D’après un rapport de l’AFFSA, en France, 5% de la population consomme une quantité trop importante de ces acides gras trans. Le rapport de 2005 recommande d’afficher sur les emballages le pourcentage d’acides gras trans, d’ici deux ans. Nous sommes en 2013 et cet étiquetage n’est toujours pas une réalité. Pourtant le reportage d’Envoyé spécial, précédemment cité, montre que certains produits dépassent les doses maximum recommandés d’acides gras trans. Or les risques pour la santé sont connus depuis de nombreuses années (depuis au moins 1990, pour l’augmentation du taux de cholestérol) mais les industriels n’ont pas envie de modifier leurs recettes car: on perdrait la texture de l’aliment, il pourrait se conserver moins bien, le goût pourrait être différent, le coût serait supérieur, … Réduire sa marge ou perdre des clients seraient évidemment une mauvaise affaire pour l’industrie agro-alimentaire, ce qui n’est pas du tout compatible avec notre système actuel cherchant à toujours maximiser les profits.
Par exemple Mc Donald’s n’a changé les graisses utilisées qu’à partir du moment où des menaces de procès ont commencé à arriver aux États-Unis d’Amérique.
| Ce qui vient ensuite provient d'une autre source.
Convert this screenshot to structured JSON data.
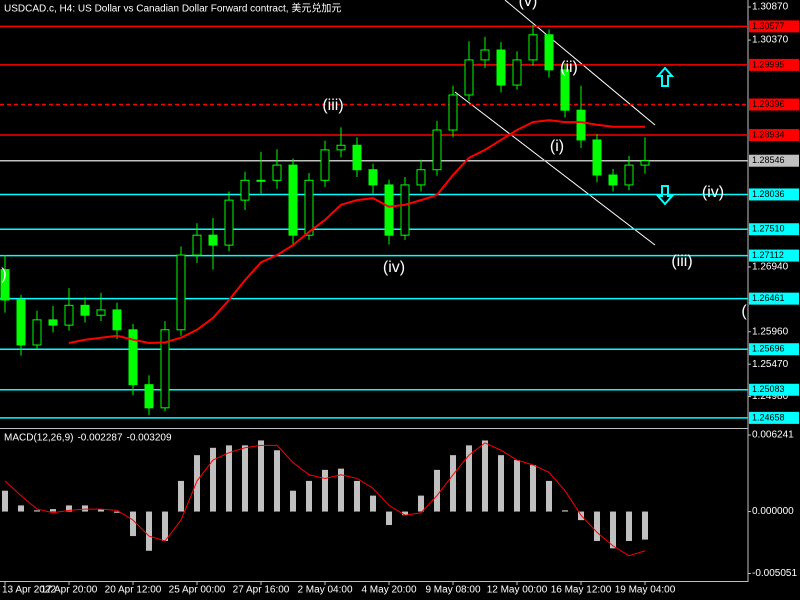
{
  "chart_data": [
    {
      "type": "candlestick",
      "title": "USDCAD.c, H4:  US Dollar vs Canadian Dollar Forward contract, 美元兑加元",
      "categories": [
        "13 Apr 2022",
        null,
        null,
        null,
        "17 Apr 20:00",
        null,
        null,
        null,
        "20 Apr 12:00",
        null,
        null,
        null,
        "25 Apr 00:00",
        null,
        null,
        null,
        "27 Apr 16:00",
        null,
        null,
        null,
        "2 May 04:00",
        null,
        null,
        null,
        "4 May 20:00",
        null,
        null,
        null,
        "9 May 08:00",
        null,
        null,
        null,
        "12 May 00:00",
        null,
        null,
        null,
        "16 May 12:00",
        null,
        null,
        null,
        "19 May 04:00"
      ],
      "open": [
        1.269,
        1.2644,
        1.2576,
        1.2614,
        1.2606,
        1.2636,
        1.2621,
        1.2629,
        1.2599,
        1.2516,
        1.2481,
        1.2599,
        1.2712,
        1.2742,
        1.2727,
        1.2795,
        1.2825,
        1.2825,
        1.2848,
        1.2742,
        1.2825,
        1.2871,
        1.2878,
        1.2841,
        1.2818,
        1.2742,
        1.2818,
        1.2841,
        1.2901,
        1.2954,
        1.3007,
        1.3022,
        1.2969,
        1.3007,
        1.3045,
        1.2992,
        1.2931,
        1.2886,
        1.2833,
        1.2818,
        1.2848
      ],
      "high": [
        1.2712,
        1.2652,
        1.2628,
        1.2635,
        1.2662,
        1.2648,
        1.2655,
        1.264,
        1.2608,
        1.253,
        1.2612,
        1.2725,
        1.276,
        1.2768,
        1.2808,
        1.2838,
        1.2868,
        1.2872,
        1.2858,
        1.2836,
        1.2885,
        1.2905,
        1.289,
        1.285,
        1.2826,
        1.283,
        1.2856,
        1.2915,
        1.2968,
        1.3035,
        1.3042,
        1.3034,
        1.302,
        1.306,
        1.3053,
        1.3002,
        1.2968,
        1.2895,
        1.2842,
        1.2862,
        1.289
      ],
      "low": [
        1.2625,
        1.256,
        1.257,
        1.2595,
        1.2598,
        1.261,
        1.2612,
        1.2585,
        1.25,
        1.247,
        1.2476,
        1.259,
        1.27,
        1.269,
        1.2718,
        1.278,
        1.2805,
        1.2812,
        1.2725,
        1.2735,
        1.2815,
        1.286,
        1.283,
        1.2805,
        1.2728,
        1.2735,
        1.2808,
        1.2832,
        1.289,
        1.2945,
        1.2995,
        1.2958,
        1.2962,
        1.2998,
        1.298,
        1.292,
        1.2874,
        1.2822,
        1.2808,
        1.281,
        1.2835
      ],
      "close": [
        1.2644,
        1.2576,
        1.2614,
        1.2606,
        1.2636,
        1.2621,
        1.2629,
        1.2599,
        1.2516,
        1.2481,
        1.2599,
        1.2712,
        1.2742,
        1.2727,
        1.2795,
        1.2825,
        1.2825,
        1.2848,
        1.2742,
        1.2825,
        1.2871,
        1.2878,
        1.2841,
        1.2818,
        1.2742,
        1.2818,
        1.2841,
        1.2901,
        1.2954,
        1.3007,
        1.3022,
        1.2969,
        1.3007,
        1.3045,
        1.2992,
        1.2931,
        1.2886,
        1.2833,
        1.2818,
        1.2848,
        1.28546
      ],
      "color": "#00ff00",
      "ma": {
        "color": "#ff0000",
        "values": [
          null,
          null,
          null,
          null,
          1.2579,
          1.2584,
          1.2587,
          1.259,
          1.2584,
          1.2579,
          1.258,
          1.2587,
          1.2599,
          1.2617,
          1.2644,
          1.2674,
          1.2701,
          1.2712,
          1.2727,
          1.2747,
          1.2765,
          1.2788,
          1.2795,
          1.2798,
          1.2785,
          1.2788,
          1.2795,
          1.2803,
          1.2833,
          1.2859,
          1.2871,
          1.2886,
          1.2901,
          1.2913,
          1.2916,
          1.2913,
          1.2913,
          1.2909,
          1.2906,
          1.2906,
          1.2906
        ]
      },
      "ylim": [
        1.24505,
        1.30976
      ],
      "yticks": [
        {
          "value": 1.3087,
          "label": "1.30870"
        },
        {
          "value": 1.3037,
          "label": "1.30370"
        },
        {
          "value": 1.2694,
          "label": "1.26940"
        },
        {
          "value": 1.2596,
          "label": "1.25960"
        },
        {
          "value": 1.2547,
          "label": "1.25470"
        },
        {
          "value": 1.2498,
          "label": "1.24980"
        }
      ],
      "levels": [
        {
          "value": 1.30577,
          "color": "#ff0000",
          "dashed": false
        },
        {
          "value": 1.29995,
          "color": "#ff0000",
          "dashed": false
        },
        {
          "value": 1.29396,
          "color": "#ff0000",
          "dashed": true
        },
        {
          "value": 1.28934,
          "color": "#ff0000",
          "dashed": false
        },
        {
          "value": 1.28546,
          "color": "#c0c0c0",
          "dashed": false
        },
        {
          "value": 1.28036,
          "color": "#00ffff",
          "dashed": false
        },
        {
          "value": 1.2751,
          "label": "1.27510",
          "color": "#00ffff",
          "dashed": false
        },
        {
          "value": 1.27112,
          "color": "#00ffff",
          "dashed": false
        },
        {
          "value": 1.26461,
          "color": "#00ffff",
          "dashed": false
        },
        {
          "value": 1.25696,
          "color": "#00ffff",
          "dashed": false
        },
        {
          "value": 1.25083,
          "color": "#00ffff",
          "dashed": false
        },
        {
          "value": 1.24658,
          "color": "#00ffff",
          "dashed": false
        }
      ],
      "annotations": [
        "(v)",
        "(iii)",
        "(iv)",
        "(ii)",
        "(i)",
        "(iv)",
        "(iii)",
        ")",
        "("
      ]
    },
    {
      "type": "macd",
      "title": "MACD(12,26,9)",
      "series": [
        {
          "color": "#c0c0c0",
          "values": [
            0.0017,
            0.0005,
            0.0001,
            0.0002,
            0.0005,
            0.0005,
            0.0002,
            -0.0001,
            -0.002,
            -0.0032,
            -0.0024,
            0.0025,
            0.0046,
            0.0052,
            0.0054,
            0.0054,
            0.0058,
            0.005,
            0.0017,
            0.0025,
            0.0034,
            0.0035,
            0.0025,
            0.0013,
            -0.0011,
            -0.0003,
            0.0013,
            0.0034,
            0.0046,
            0.0054,
            0.0058,
            0.0046,
            0.0042,
            0.0038,
            0.0025,
            0.0001,
            -0.0007,
            -0.0024,
            -0.003,
            -0.0024,
            -0.002287
          ]
        },
        {
          "color": "#ff0000",
          "values": [
            0.0025,
            0.0013,
            0.0002,
            -0.0001,
            0.0001,
            0.0002,
            0.0002,
            0.0001,
            -0.0007,
            -0.002,
            -0.0024,
            -0.0007,
            0.0025,
            0.0042,
            0.0048,
            0.0052,
            0.0054,
            0.0054,
            0.004,
            0.003,
            0.0027,
            0.003,
            0.0027,
            0.0019,
            0.0005,
            -0.0003,
            -0.0001,
            0.0013,
            0.003,
            0.0046,
            0.0056,
            0.005,
            0.0042,
            0.0038,
            0.0032,
            0.0017,
            -0.0003,
            -0.0017,
            -0.0028,
            -0.0036,
            -0.003209
          ]
        }
      ],
      "ylim": [
        -0.005665,
        0.006652
      ],
      "yticks": [
        0.006241,
        {
          "value": 0,
          "label": "0.000000"
        },
        -0.005051
      ]
    }
  ]
}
De plus les graisses trans sont souvent remplacées par des huiles de palme dont on a vu que la production pose un certain nombre de problèmes. Au niveau sanitaire, il n’est pas acquis que ces huiles soient plus saines puisqu’un rapport de l’organisation mondiale de la santé (OMS) (p. 92) pointe le risque accru de maladies cardio-vasculaires associé à leur consommation. Une publication de 2006 pointe le fait que les effets sur le cholestérol sont identiques dans le cas des graisses trans ou des huiles de palme.
Ainsi les industriels se donnent bonne conscience, et évitent surtout une mauvaise image, en renonçant aux graisses hydrogénées, mais ne règlent en fait aucun problème en ayant recours à l’huile de palme. Peu importe, les profits sont préservés.
Salé
En France la consommation de sel est de 9 à 10g. par jour et par personne1 là où l’OMS recommande de ne pas dépasser 5g. par jour. Les objectifs même de l’AFSSA ne sont pas remplis puisqu’elle tablait sur une consommation de 6 à 8g. par jour. La raison de cet échec est l’absence totale de réglementation contraignante vis à vis de l’apport de sel dans la préparation des aliments industriels. Si les teneurs en sel des aliments ont effectivement baissé, c’est dans une proportion qui est loin d’être satisfaisante.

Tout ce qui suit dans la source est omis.